I will reiterate the fact that heroes do exist in our military. They become that hero by their actions, whether that be in a singular instance or over an entire career. These men and women embody the very definition of a hero by those actions. This does not, however, make them perfect. Veterans and active duty military come from all walks of life and some are not even citizens. Many are escaping poverty, bad lifestyle, and the like. We are not infallible and may have done terrible things in our past. We can be called hero one minute then we can be destroyed by even the slightest mistake the next. Many of us did not join for a thank you or limelight, but rather a means of escape or maybe adventure.  We are human and merely ask to be allotted our mistakes just as many others are.

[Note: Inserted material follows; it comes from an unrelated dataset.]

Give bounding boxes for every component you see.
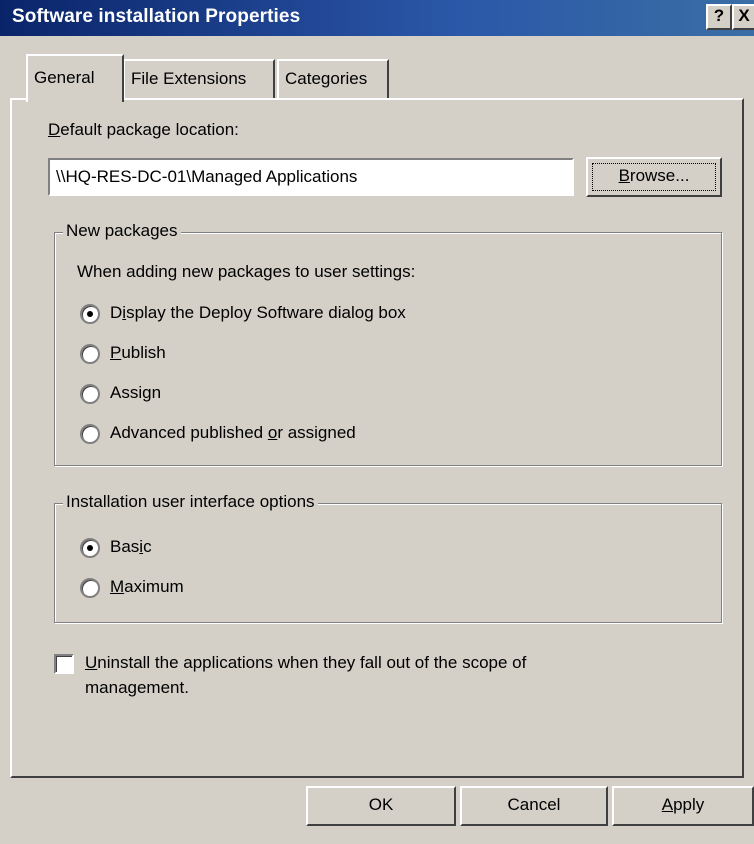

So you may or may not be onboard with me, but either way you’re done hearing me complain. I understand, however, don’t leave me just yet, I have a proposed solution. What if instead of saying, “thank you for your service,” ask something meaningful, such as; Whats your best story? Why did you join? Do you miss anything about it? Things you shouldn’t ask include; Did you kill anyone? Did you go to Afghanistan or Iraq (or any other combat zone)? Did any of your friends die? These questions can be painful and only illustrates a lack of caring for the individual. The individual you talk to will bring up these subjects if they deem it worthy or acceptable. I suggest engaging in a conversation with them. I must remind you that if you hear the same thing over and over again it loses its meaning, and the same goes for the person who vocalizes it. I understand that this sounds petty, and I should really let it go, but there is much more than a compliment that creates the issue. We hear, “thank you,” but so often are discriminated against or misunderstood. What if you, the employer, were to see past your misconceptions of post-traumatic stress disorder and realize our leadership skills? What if you, the anti-war guy, asked him about his thoughts on the war? What if you, the fellow drinker at the bar, just bought him a beer and talked about useless things? The biggest problem with being singled out is that no matter what your words say we are not considered to be a part of your society, we are an outsider. Whether it be good or bad, we have been isolated. Please see us as human beings, not a uniform, a hero, a killer, or a soldier.

Note: Everything I write is an opinion, and I in no way wish to discredit those who truly care. This is merely the rantings of a veteran offering a different perspective to the popular thought. I love my country, her people as a whole, and the veterans I have served with.